Ogni verso ha terminazioni spigolose che non accompagnano il lettore verso quello successivo con la soavità di una poesia scritta per consolare, ma con l’asprezza di chi non può mistificare il vero compito della poesia, il suo più sublime fine, ovvero quello di squarciare il buio e trarne un buio ancora più fitto, più denso, più compatto.
La finzione letteraria non appartiene ad Agota Kristof così come non le è appartenuta quella esistenziale. Nulla può svelare il significato più recondito, se prima non si accetta di dover affrontare i frutti che il seme dell’oscurità ha fatto germogliare nella carne.
Quale valore, dunque, può mai avere quella bellezza che rifiuta di accompagnarsi all’urgenza della verità? Cerniera tra bellezza e verità sono quei versi che non lasciano niente di intentato e che ancora e ancora provano a tirar fuori, a mani nudi, il fardello della storia che richiede partecipazione attiva, concreta, sofferta, a volte disperata.

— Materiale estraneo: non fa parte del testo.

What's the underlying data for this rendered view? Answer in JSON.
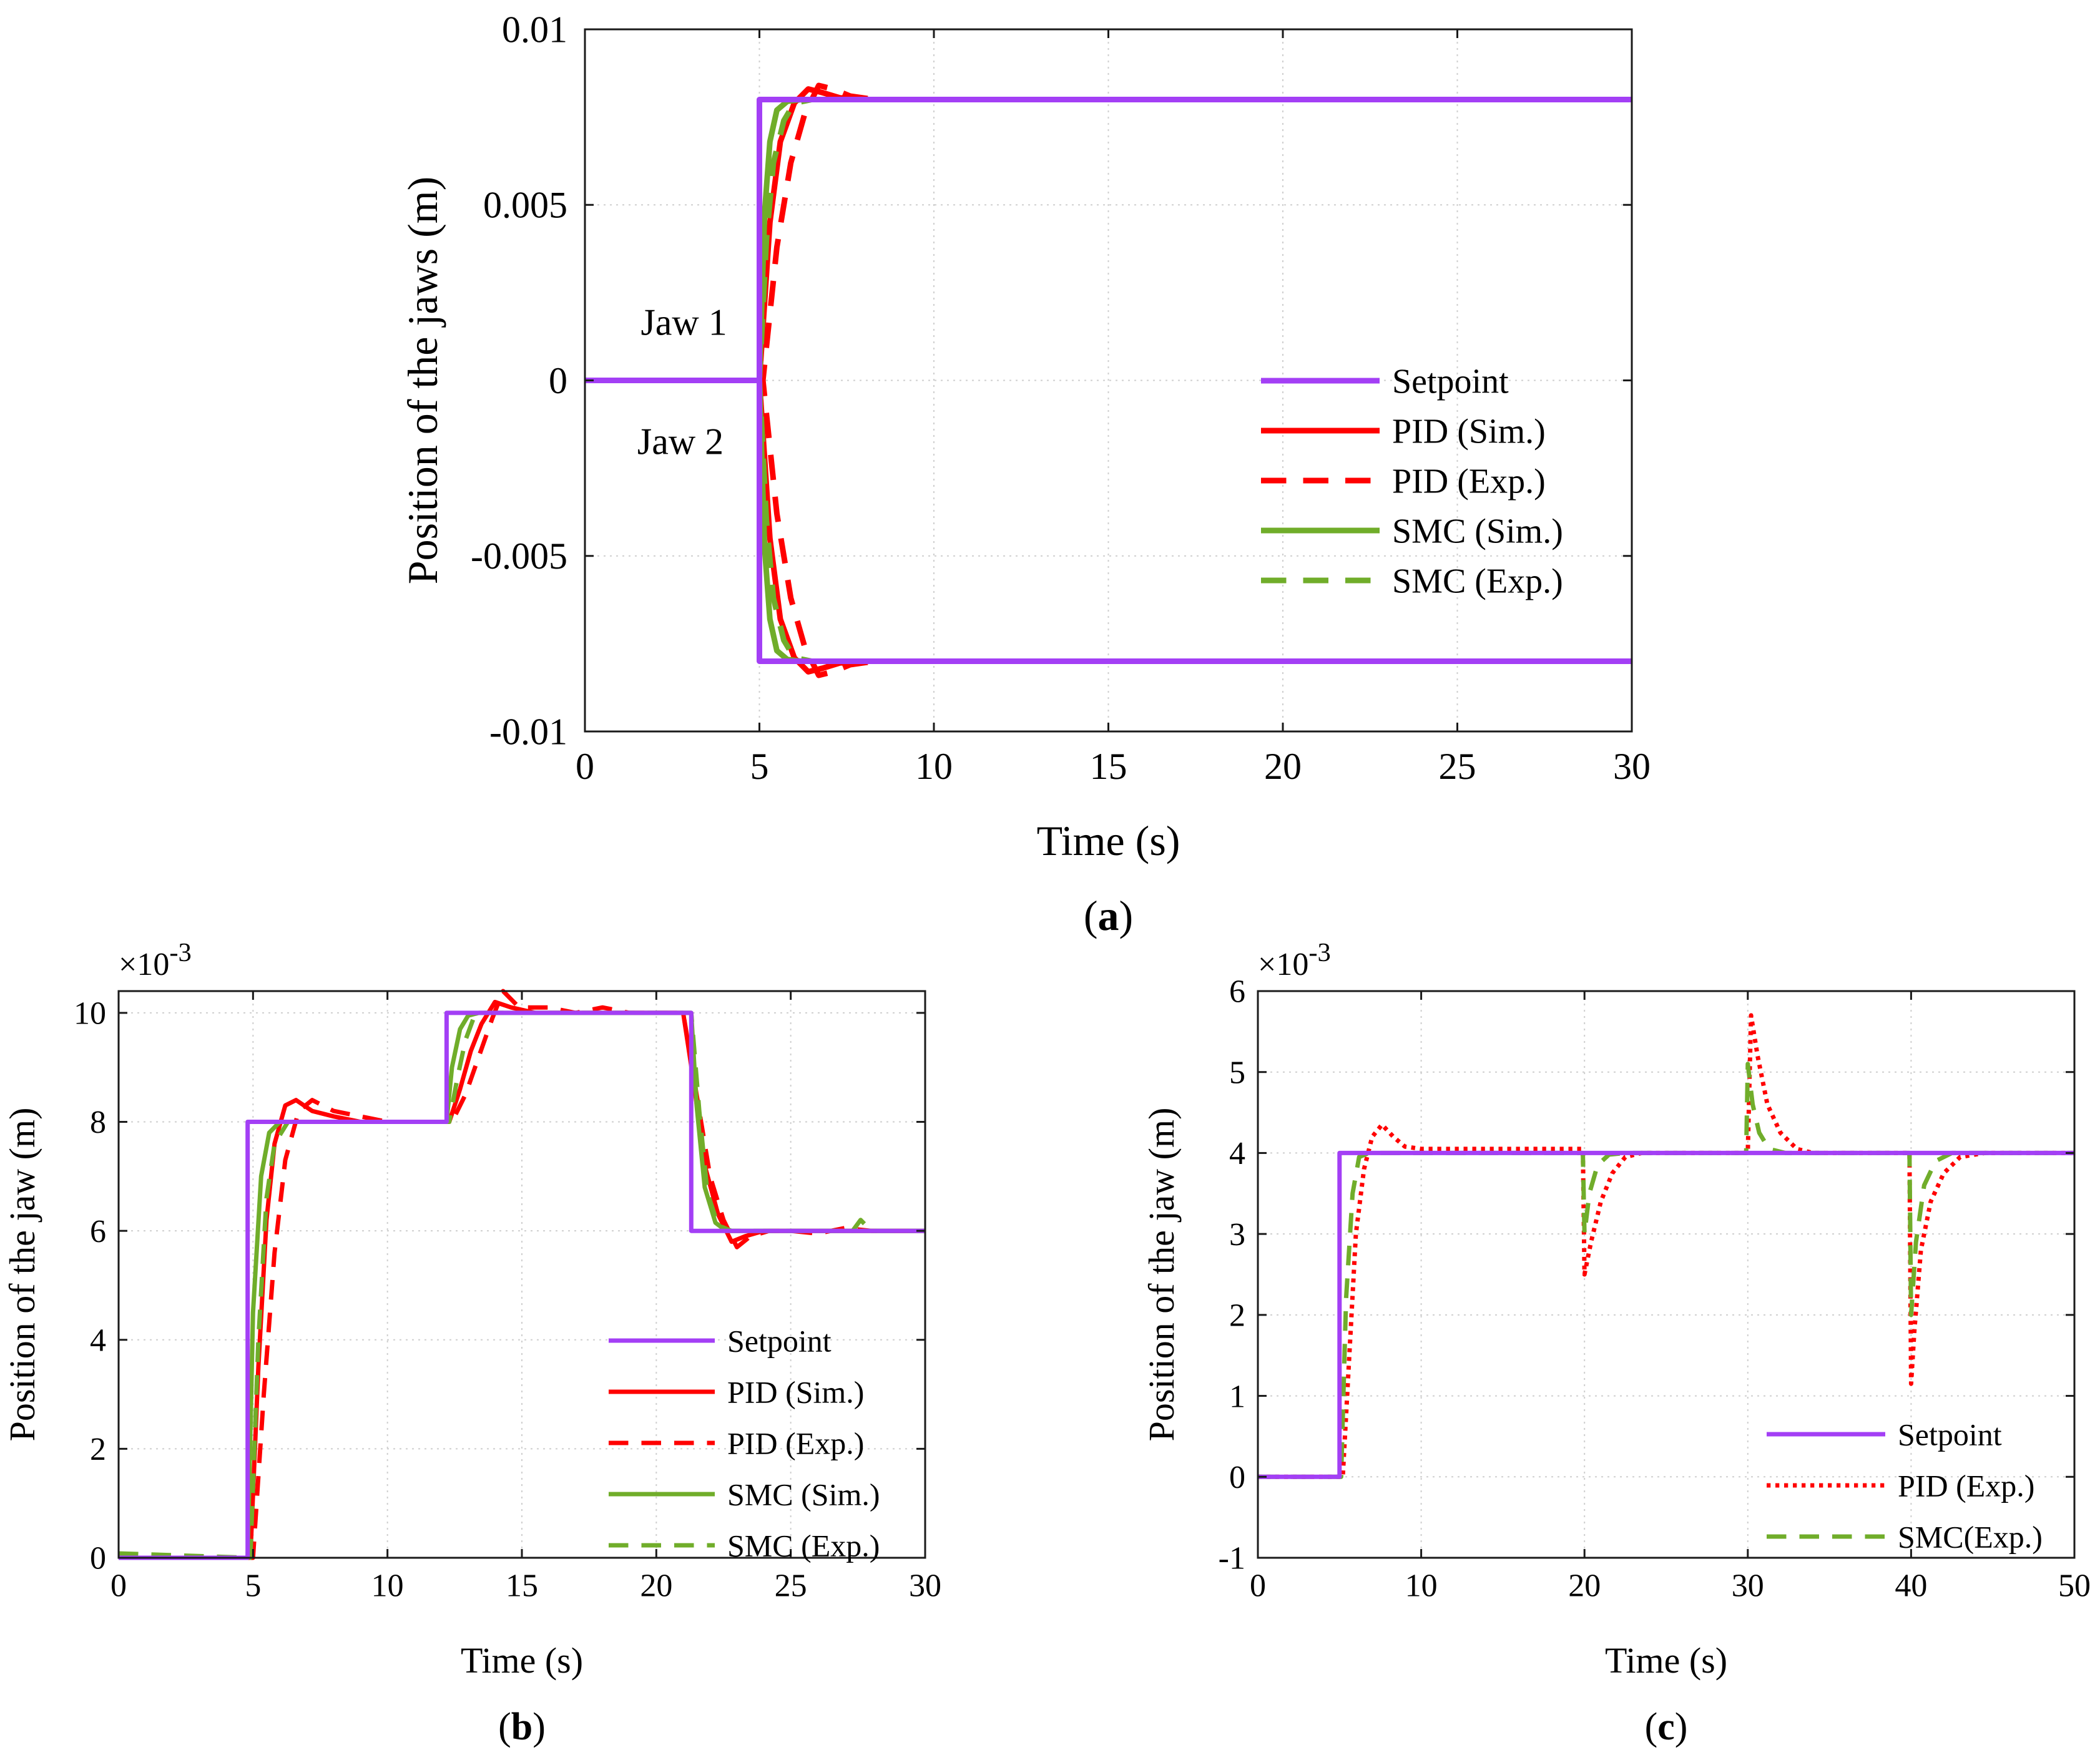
{
  "figure": {
    "colors": {
      "setpoint": "#a33ff5",
      "pid": "#ff0000",
      "smc": "#70ad2a",
      "grid": "#cfcfcf",
      "axis": "#1a1a1a"
    }
  },
  "chart_data": [
    {
      "id": "a",
      "type": "line",
      "caption_letter": "a",
      "xlabel": "Time (s)",
      "ylabel": "Position of the jaws (m)",
      "xlim": [
        0,
        30
      ],
      "ylim": [
        -0.01,
        0.01
      ],
      "xticks": [
        0,
        5,
        10,
        15,
        20,
        25,
        30
      ],
      "xtick_labels": [
        "0",
        "5",
        "10",
        "15",
        "20",
        "25",
        "30"
      ],
      "yticks": [
        -0.01,
        -0.005,
        0,
        0.005,
        0.01
      ],
      "ytick_labels": [
        "-0.01",
        "-0.005",
        "0",
        "0.005",
        "0.01"
      ],
      "exponent_label": "",
      "grid": true,
      "legend_position": "bottom-right",
      "annotations": [
        {
          "text": "Jaw 1",
          "x": 1.6,
          "y": 0.0013
        },
        {
          "text": "Jaw 2",
          "x": 1.5,
          "y": -0.0021
        }
      ],
      "series": [
        {
          "name": "Setpoint",
          "style": "solid",
          "color": "setpoint",
          "x": [
            0,
            5,
            5,
            30
          ],
          "y": [
            0,
            0,
            0.008,
            0.008
          ]
        },
        {
          "name": "PID (Sim.)",
          "style": "solid",
          "color": "pid",
          "x": [
            0,
            5,
            5.3,
            5.6,
            6.0,
            6.4,
            6.8,
            7.3,
            8,
            30
          ],
          "y": [
            0,
            0,
            0.0045,
            0.0068,
            0.0079,
            0.0083,
            0.0082,
            0.00805,
            0.008,
            0.008
          ]
        },
        {
          "name": "PID (Exp.)",
          "style": "dashed",
          "color": "pid",
          "x": [
            0,
            5.1,
            5.5,
            5.9,
            6.3,
            6.7,
            7.1,
            7.6,
            8.3,
            30
          ],
          "y": [
            0,
            0,
            0.0038,
            0.0062,
            0.0076,
            0.0084,
            0.0083,
            0.0081,
            0.008,
            0.008
          ]
        },
        {
          "name": "SMC (Sim.)",
          "style": "solid",
          "color": "smc",
          "x": [
            0,
            5,
            5.15,
            5.3,
            5.5,
            5.8,
            6.2,
            30
          ],
          "y": [
            0,
            0,
            0.0048,
            0.0068,
            0.0077,
            0.00795,
            0.008,
            0.008
          ]
        },
        {
          "name": "SMC (Exp.)",
          "style": "dashed",
          "color": "smc",
          "x": [
            0,
            5,
            5.2,
            5.4,
            5.7,
            6.0,
            6.5,
            30
          ],
          "y": [
            0,
            0,
            0.004,
            0.0062,
            0.0074,
            0.0079,
            0.008,
            0.008
          ]
        },
        {
          "name": "Setpoint",
          "legend": false,
          "style": "solid",
          "color": "setpoint",
          "x": [
            0,
            5,
            5,
            30
          ],
          "y": [
            0,
            0,
            -0.008,
            -0.008
          ]
        },
        {
          "name": "PID (Sim.)",
          "legend": false,
          "style": "solid",
          "color": "pid",
          "x": [
            0,
            5,
            5.3,
            5.6,
            6.0,
            6.4,
            6.8,
            7.3,
            8,
            30
          ],
          "y": [
            0,
            0,
            -0.0045,
            -0.0068,
            -0.0079,
            -0.0083,
            -0.0082,
            -0.00805,
            -0.008,
            -0.008
          ]
        },
        {
          "name": "PID (Exp.)",
          "legend": false,
          "style": "dashed",
          "color": "pid",
          "x": [
            0,
            5.1,
            5.5,
            5.9,
            6.3,
            6.7,
            7.1,
            7.6,
            8.3,
            30
          ],
          "y": [
            0,
            0,
            -0.0038,
            -0.0062,
            -0.0076,
            -0.0084,
            -0.0083,
            -0.0081,
            -0.008,
            -0.008
          ]
        },
        {
          "name": "SMC (Sim.)",
          "legend": false,
          "style": "solid",
          "color": "smc",
          "x": [
            0,
            5,
            5.15,
            5.3,
            5.5,
            5.8,
            6.2,
            30
          ],
          "y": [
            0,
            0,
            -0.0048,
            -0.0068,
            -0.0077,
            -0.00795,
            -0.008,
            -0.008
          ]
        },
        {
          "name": "SMC (Exp.)",
          "legend": false,
          "style": "dashed",
          "color": "smc",
          "x": [
            0,
            5,
            5.2,
            5.4,
            5.7,
            6.0,
            6.5,
            30
          ],
          "y": [
            0,
            0,
            -0.004,
            -0.0062,
            -0.0074,
            -0.0079,
            -0.008,
            -0.008
          ]
        }
      ]
    },
    {
      "id": "b",
      "type": "line",
      "caption_letter": "b",
      "xlabel": "Time (s)",
      "ylabel": "Position of the jaw (m)",
      "xlim": [
        0,
        30
      ],
      "ylim": [
        0,
        10.4
      ],
      "xticks": [
        0,
        5,
        10,
        15,
        20,
        25,
        30
      ],
      "xtick_labels": [
        "0",
        "5",
        "10",
        "15",
        "20",
        "25",
        "30"
      ],
      "yticks": [
        0,
        2,
        4,
        6,
        8,
        10
      ],
      "ytick_labels": [
        "0",
        "2",
        "4",
        "6",
        "8",
        "10"
      ],
      "exponent_label": "×10",
      "exponent_power": "-3",
      "grid": true,
      "legend_position": "bottom-right",
      "annotations": [],
      "series": [
        {
          "name": "Setpoint",
          "style": "solid",
          "color": "setpoint",
          "x": [
            0,
            4.8,
            4.8,
            12.2,
            12.2,
            21.3,
            21.3,
            30
          ],
          "y": [
            0,
            0,
            8,
            8,
            10,
            10,
            6,
            6
          ]
        },
        {
          "name": "PID (Sim.)",
          "style": "solid",
          "color": "pid",
          "x": [
            0,
            4.9,
            5.2,
            5.5,
            5.8,
            6.2,
            6.6,
            7.2,
            8.0,
            9.0,
            10.0,
            12.3,
            12.7,
            13.1,
            13.5,
            14.0,
            14.6,
            15.5,
            17,
            21,
            21.4,
            21.8,
            22.3,
            22.8,
            23.3,
            24.0,
            25,
            30
          ],
          "y": [
            0,
            0,
            3.5,
            6.2,
            7.6,
            8.3,
            8.4,
            8.2,
            8.1,
            8.0,
            8.0,
            8.0,
            8.6,
            9.3,
            9.8,
            10.2,
            10.1,
            10.0,
            10.0,
            10.0,
            8.7,
            7.2,
            6.3,
            5.8,
            5.9,
            6.0,
            6.0,
            6.0
          ]
        },
        {
          "name": "PID (Exp.)",
          "style": "dashed",
          "color": "pid",
          "x": [
            0,
            5.0,
            5.4,
            5.8,
            6.2,
            6.7,
            7.2,
            8.0,
            9.0,
            10,
            12.4,
            12.9,
            13.4,
            13.9,
            14.3,
            14.9,
            16,
            17,
            18,
            19,
            20,
            21,
            21.5,
            22,
            22.5,
            23,
            23.5,
            24.2,
            25,
            26,
            27,
            28,
            30
          ],
          "y": [
            0,
            0,
            3.0,
            5.6,
            7.3,
            8.2,
            8.4,
            8.2,
            8.1,
            8.0,
            8.0,
            8.5,
            9.2,
            9.9,
            10.4,
            10.1,
            10.1,
            10.0,
            10.1,
            10.0,
            10.0,
            10.0,
            8.5,
            7.0,
            6.2,
            5.7,
            5.9,
            6.0,
            6.0,
            5.95,
            6.05,
            6.0,
            6.0
          ]
        },
        {
          "name": "SMC (Sim.)",
          "style": "solid",
          "color": "smc",
          "x": [
            0,
            4.8,
            5.0,
            5.3,
            5.6,
            6.0,
            12.2,
            12.4,
            12.7,
            13.0,
            13.4,
            21.3,
            21.5,
            21.8,
            22.2,
            22.6,
            30
          ],
          "y": [
            0,
            0,
            4.5,
            7.0,
            7.8,
            8.0,
            8.0,
            9.0,
            9.7,
            9.95,
            10.0,
            10.0,
            8.3,
            6.8,
            6.15,
            6.0,
            6.0
          ]
        },
        {
          "name": "SMC (Exp.)",
          "style": "dashed",
          "color": "smc",
          "x": [
            0,
            4.9,
            5.2,
            5.5,
            5.8,
            6.3,
            12.3,
            12.6,
            12.9,
            13.2,
            13.6,
            21.3,
            21.6,
            21.9,
            22.3,
            22.8,
            27.3,
            27.6,
            28,
            30
          ],
          "y": [
            0.08,
            0,
            4.0,
            6.6,
            7.6,
            8.0,
            8.0,
            8.8,
            9.5,
            9.9,
            10.0,
            10.0,
            8.2,
            6.7,
            6.1,
            6.0,
            6.0,
            6.2,
            6.0,
            6.0
          ]
        }
      ]
    },
    {
      "id": "c",
      "type": "line",
      "caption_letter": "c",
      "xlabel": "Time (s)",
      "ylabel": "Position of the jaw (m)",
      "xlim": [
        0,
        50
      ],
      "ylim": [
        -1,
        6
      ],
      "xticks": [
        0,
        10,
        20,
        30,
        40,
        50
      ],
      "xtick_labels": [
        "0",
        "10",
        "20",
        "30",
        "40",
        "50"
      ],
      "yticks": [
        -1,
        0,
        1,
        2,
        3,
        4,
        5,
        6
      ],
      "ytick_labels": [
        "-1",
        "0",
        "1",
        "2",
        "3",
        "4",
        "5",
        "6"
      ],
      "exponent_label": "×10",
      "exponent_power": "-3",
      "grid": true,
      "legend_position": "bottom-right",
      "annotations": [],
      "series": [
        {
          "name": "Setpoint",
          "style": "solid",
          "color": "setpoint",
          "x": [
            0,
            5,
            5,
            50
          ],
          "y": [
            0,
            0,
            4,
            4
          ]
        },
        {
          "name": "PID (Exp.)",
          "style": "dotted",
          "color": "pid",
          "x": [
            0,
            5.2,
            5.6,
            6.0,
            6.5,
            7.0,
            7.6,
            8.3,
            9.0,
            10,
            19.9,
            20.0,
            20.4,
            21.0,
            21.7,
            22.5,
            23.5,
            30.0,
            30.2,
            30.6,
            31.2,
            32.0,
            33.0,
            34.0,
            39.9,
            40.0,
            40.2,
            40.6,
            41.2,
            42.0,
            43.0,
            44.5,
            50
          ],
          "y": [
            0,
            0,
            1.5,
            3.0,
            3.8,
            4.2,
            4.35,
            4.2,
            4.08,
            4.05,
            4.05,
            2.5,
            2.9,
            3.4,
            3.75,
            3.95,
            4.0,
            4.0,
            5.7,
            5.2,
            4.6,
            4.25,
            4.05,
            4.0,
            4.0,
            1.15,
            1.8,
            2.8,
            3.4,
            3.75,
            3.95,
            4.0,
            4.0
          ]
        },
        {
          "name": "SMC(Exp.)",
          "style": "dashed",
          "color": "smc",
          "x": [
            0,
            5.1,
            5.4,
            5.8,
            6.2,
            6.8,
            19.9,
            20.0,
            20.3,
            20.8,
            21.5,
            22.5,
            29.9,
            30.0,
            30.3,
            30.7,
            31.3,
            32.3,
            39.9,
            40.0,
            40.3,
            40.8,
            41.5,
            42.5,
            50
          ],
          "y": [
            0,
            0,
            2.2,
            3.5,
            3.95,
            4.0,
            4.0,
            3.0,
            3.5,
            3.85,
            3.98,
            4.0,
            4.0,
            5.1,
            4.6,
            4.25,
            4.05,
            4.0,
            4.0,
            2.0,
            2.9,
            3.6,
            3.9,
            4.0,
            4.0
          ]
        }
      ]
    }
  ]
}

‘Lentamente imbianca la notte sul viso senza sole/incessanti le stelle cadono/in profondi laghi scuri cadono/e in profondi boschi cadono/le stelle’ …
L’estrema certezza è nella voragine che incombe e che a un certo punto si spalanca, inghiottendo tutto, persino la certezza stessa; tuttavia non si cancellerà la sensazione di aver sfiorato, annusato, adocchiata seppure da lontano la meraviglia di aver potuto cogliere in una notte senza stelle un unico, brevissimo fulgore. Quello che la poesia lascia quando consente ai poeti di avvicinarsi alla fiamma, senza bruciarsi.
A chi una volta chiese ad Agota Kristof se non vedesse un po’ di luce in fondo al tunnel, lei rispose: “Assolutamente no”.
E questo no sa di dolore, di tragica perdita, ma anche di ostinata libertà.